Free App to Aid Recovery

iRecoverIn the near future there will be a free app available for your smartphone that will allow people in recovery to connect with one another in any given area. The app, called iRecover, will give users the ability to find addiction recovery resources near them and communicate directly with verified health professionals, reports the Boston Business Journal.

While traveling, people in recovery often struggle finding resources to help them stay sober, a problem that led iRecover founder Jack Kelly, a recovering heroin addict, to come up with the idea. While the app is geared toward alcoholics and drug addicts, Kelly said that people recovering from other afflictions, such as eating disorders, have made inquires about the app.

“Eventually, this could be something where anyone recovering from anything would be able to find a place here,” Kelly said.

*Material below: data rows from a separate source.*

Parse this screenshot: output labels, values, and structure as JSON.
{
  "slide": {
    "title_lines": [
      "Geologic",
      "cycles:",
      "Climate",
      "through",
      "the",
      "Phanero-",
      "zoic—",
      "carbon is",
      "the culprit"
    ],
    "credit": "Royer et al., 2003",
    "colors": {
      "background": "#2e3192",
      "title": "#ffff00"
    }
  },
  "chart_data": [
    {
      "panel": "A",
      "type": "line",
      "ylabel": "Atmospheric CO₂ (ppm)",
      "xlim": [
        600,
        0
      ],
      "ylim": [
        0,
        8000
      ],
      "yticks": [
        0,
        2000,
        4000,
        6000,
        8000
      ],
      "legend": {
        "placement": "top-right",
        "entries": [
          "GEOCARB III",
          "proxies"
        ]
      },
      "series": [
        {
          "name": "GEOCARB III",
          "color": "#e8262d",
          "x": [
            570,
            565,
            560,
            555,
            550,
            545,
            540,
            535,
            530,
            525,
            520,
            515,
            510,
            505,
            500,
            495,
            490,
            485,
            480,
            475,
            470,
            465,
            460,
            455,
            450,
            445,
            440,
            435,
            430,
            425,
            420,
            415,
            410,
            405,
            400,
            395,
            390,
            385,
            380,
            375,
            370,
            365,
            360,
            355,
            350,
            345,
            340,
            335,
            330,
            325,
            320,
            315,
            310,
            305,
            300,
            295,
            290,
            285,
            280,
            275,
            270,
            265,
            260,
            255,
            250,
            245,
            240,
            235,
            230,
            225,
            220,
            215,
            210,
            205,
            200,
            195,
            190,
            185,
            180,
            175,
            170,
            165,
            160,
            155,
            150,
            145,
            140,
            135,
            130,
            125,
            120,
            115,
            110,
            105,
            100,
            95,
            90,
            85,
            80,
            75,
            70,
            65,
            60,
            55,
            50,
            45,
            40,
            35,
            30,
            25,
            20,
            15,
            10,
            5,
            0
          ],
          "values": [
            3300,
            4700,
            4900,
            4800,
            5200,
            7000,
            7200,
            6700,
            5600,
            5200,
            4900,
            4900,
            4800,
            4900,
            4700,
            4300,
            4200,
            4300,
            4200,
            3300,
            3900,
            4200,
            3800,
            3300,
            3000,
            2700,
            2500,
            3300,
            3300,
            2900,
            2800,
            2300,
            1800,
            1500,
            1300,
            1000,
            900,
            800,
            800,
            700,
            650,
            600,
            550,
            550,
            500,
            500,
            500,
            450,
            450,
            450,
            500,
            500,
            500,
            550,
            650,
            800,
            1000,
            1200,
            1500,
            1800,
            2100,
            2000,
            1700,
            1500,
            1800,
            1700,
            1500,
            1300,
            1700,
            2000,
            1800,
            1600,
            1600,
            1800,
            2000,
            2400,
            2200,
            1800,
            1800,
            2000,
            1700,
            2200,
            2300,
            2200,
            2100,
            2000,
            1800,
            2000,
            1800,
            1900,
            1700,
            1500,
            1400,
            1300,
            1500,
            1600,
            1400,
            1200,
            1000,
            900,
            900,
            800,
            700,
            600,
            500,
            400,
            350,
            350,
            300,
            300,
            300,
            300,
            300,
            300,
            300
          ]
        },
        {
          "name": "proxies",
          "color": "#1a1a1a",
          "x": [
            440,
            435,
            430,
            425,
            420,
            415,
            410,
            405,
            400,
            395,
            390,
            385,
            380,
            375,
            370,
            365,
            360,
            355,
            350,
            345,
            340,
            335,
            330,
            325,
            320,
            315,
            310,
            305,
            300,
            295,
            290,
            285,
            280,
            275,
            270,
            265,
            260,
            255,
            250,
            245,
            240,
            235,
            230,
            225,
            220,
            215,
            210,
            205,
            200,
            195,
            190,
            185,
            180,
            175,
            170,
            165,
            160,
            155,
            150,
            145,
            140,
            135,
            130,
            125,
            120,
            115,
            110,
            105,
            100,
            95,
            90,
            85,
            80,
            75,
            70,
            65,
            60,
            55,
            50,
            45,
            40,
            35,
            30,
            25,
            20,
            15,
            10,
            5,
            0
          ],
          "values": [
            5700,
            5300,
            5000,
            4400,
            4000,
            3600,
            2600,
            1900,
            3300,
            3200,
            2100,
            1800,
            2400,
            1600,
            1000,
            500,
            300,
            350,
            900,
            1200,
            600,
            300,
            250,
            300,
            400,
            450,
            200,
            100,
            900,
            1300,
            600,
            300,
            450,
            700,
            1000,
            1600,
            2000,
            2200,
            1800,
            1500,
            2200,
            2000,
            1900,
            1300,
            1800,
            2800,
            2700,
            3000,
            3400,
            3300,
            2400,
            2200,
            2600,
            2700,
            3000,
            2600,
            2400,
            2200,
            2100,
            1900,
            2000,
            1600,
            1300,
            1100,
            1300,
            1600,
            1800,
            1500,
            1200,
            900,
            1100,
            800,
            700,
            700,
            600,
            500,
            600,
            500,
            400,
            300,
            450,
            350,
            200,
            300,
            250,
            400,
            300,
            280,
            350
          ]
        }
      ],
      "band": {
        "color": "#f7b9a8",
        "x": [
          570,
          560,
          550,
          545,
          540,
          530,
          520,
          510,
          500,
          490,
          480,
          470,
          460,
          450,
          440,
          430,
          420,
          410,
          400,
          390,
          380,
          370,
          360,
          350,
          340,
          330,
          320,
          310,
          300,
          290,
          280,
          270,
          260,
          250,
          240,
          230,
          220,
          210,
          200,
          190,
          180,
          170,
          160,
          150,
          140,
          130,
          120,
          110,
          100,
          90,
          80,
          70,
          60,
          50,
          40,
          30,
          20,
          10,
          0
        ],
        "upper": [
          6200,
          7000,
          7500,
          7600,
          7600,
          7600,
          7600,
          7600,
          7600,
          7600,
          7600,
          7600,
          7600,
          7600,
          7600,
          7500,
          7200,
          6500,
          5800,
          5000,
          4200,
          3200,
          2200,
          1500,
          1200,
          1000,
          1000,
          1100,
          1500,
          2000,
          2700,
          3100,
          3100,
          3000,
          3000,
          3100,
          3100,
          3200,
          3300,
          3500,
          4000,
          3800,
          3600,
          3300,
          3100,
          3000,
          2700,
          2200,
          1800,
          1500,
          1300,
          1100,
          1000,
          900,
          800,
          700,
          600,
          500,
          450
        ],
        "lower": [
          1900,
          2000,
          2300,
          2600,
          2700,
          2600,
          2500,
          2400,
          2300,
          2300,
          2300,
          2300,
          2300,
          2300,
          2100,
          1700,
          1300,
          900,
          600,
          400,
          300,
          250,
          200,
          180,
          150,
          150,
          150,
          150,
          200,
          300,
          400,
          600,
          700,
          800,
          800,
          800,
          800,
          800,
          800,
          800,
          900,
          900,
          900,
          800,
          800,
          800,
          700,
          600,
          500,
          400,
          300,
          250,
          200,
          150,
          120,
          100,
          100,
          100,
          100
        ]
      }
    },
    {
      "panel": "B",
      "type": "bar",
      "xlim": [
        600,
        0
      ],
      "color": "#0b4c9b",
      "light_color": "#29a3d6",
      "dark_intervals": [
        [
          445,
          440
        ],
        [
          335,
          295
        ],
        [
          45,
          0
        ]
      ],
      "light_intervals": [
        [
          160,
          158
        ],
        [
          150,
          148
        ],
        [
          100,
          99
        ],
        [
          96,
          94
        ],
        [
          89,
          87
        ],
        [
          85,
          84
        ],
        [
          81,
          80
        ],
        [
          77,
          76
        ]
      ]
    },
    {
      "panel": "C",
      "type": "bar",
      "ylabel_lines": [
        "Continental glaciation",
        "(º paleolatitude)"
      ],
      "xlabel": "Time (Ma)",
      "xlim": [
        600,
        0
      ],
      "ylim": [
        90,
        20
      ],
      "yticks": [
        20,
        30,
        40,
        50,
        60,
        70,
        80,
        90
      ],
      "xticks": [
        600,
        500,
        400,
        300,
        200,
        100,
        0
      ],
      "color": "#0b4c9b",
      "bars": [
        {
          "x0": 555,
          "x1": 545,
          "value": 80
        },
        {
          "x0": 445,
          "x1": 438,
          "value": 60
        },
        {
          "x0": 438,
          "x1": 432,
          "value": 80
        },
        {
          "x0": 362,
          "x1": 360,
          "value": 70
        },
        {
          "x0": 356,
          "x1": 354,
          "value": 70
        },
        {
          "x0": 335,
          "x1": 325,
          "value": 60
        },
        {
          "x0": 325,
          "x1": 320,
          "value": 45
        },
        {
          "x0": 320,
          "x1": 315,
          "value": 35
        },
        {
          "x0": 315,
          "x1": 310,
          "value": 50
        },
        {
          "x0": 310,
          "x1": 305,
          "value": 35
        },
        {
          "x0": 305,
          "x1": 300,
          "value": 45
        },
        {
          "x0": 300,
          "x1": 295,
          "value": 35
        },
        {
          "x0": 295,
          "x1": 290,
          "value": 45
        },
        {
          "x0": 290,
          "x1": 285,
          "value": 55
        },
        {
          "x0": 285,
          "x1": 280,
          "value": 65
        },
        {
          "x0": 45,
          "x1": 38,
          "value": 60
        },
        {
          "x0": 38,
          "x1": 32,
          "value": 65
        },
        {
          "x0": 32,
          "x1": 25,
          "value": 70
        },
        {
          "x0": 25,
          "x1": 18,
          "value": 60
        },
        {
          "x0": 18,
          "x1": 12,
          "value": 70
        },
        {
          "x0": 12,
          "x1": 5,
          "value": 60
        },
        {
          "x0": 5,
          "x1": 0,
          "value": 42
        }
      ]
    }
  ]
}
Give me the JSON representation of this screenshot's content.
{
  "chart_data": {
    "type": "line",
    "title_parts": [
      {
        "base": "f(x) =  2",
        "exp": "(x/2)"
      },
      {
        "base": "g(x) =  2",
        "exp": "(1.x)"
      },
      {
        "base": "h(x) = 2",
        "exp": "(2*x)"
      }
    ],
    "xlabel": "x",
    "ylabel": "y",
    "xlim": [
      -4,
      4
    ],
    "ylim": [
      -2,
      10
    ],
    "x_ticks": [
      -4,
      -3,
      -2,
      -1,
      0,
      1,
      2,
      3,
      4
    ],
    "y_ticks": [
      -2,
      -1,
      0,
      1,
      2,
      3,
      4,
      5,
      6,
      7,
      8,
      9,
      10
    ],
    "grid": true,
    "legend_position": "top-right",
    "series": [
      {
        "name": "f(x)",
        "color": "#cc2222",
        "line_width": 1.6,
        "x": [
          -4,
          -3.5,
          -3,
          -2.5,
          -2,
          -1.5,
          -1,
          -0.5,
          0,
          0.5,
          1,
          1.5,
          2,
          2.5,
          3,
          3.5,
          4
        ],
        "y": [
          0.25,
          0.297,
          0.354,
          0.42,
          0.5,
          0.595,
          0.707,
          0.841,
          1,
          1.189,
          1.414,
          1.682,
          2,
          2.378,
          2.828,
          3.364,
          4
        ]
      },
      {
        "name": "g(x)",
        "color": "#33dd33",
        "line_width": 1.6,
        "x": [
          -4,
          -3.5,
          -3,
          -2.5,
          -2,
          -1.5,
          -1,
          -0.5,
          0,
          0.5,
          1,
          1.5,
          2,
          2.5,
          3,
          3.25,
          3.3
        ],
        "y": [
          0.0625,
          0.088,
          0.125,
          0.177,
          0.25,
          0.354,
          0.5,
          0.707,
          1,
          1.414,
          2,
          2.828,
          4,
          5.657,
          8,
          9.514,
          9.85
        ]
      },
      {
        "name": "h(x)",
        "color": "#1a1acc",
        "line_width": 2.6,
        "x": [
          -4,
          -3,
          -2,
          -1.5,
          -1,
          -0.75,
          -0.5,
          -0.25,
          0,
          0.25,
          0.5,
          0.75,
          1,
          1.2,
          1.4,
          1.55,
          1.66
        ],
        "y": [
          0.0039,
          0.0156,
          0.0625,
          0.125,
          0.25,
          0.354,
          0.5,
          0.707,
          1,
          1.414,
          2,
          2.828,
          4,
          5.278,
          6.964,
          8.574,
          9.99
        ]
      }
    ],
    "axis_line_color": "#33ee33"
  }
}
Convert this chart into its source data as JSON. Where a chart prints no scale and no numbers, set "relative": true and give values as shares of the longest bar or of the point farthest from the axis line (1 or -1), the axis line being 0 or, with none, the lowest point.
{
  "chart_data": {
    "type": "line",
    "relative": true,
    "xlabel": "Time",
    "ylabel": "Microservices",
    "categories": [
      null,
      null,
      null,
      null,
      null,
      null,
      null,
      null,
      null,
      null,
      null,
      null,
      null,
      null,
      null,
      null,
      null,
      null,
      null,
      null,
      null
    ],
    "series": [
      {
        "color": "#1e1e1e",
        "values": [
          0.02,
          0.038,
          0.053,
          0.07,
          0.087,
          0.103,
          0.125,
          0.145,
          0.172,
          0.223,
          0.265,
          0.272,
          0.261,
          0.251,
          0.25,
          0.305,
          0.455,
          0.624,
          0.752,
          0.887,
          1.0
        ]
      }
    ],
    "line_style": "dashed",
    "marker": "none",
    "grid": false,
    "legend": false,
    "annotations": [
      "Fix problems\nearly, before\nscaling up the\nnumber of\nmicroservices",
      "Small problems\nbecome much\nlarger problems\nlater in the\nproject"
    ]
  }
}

About 150 IOS and Android users tested the app during a two month beta period. Kelly and his co-founder observed that people used the app for more than just addiction resources, people used the app to find inspiration, according to the article.

“People are putting up inspirational quotes, pictures of them doing something fun, and there are people saying, ‘Hey, I’m here to help,’ and other people posting questions,” Kelly said.

iRecover officially launches in mid-January, initially the app will be useful to people primarily in New England. While the app will be free, Kelly hopes to generate revenue through accredited addiction and recovery specialists which would pay to be featured on the app, as well as in-app advertising.

Kelly is Charlestown, MA neighborhood liaison and was a Boston City Council candidate in 2013, he said that key topic his campaign was concept innovation. “I saw this (business) as an opportunity to make sure innovation was a worthwhile venture as opposed to what I see now, which is the innovative products that have been successful are non-impact,” he said.

If the app is well received, it could potentially aid millions of Americans in recovery. Networking is an essential ingredient to successful recovery.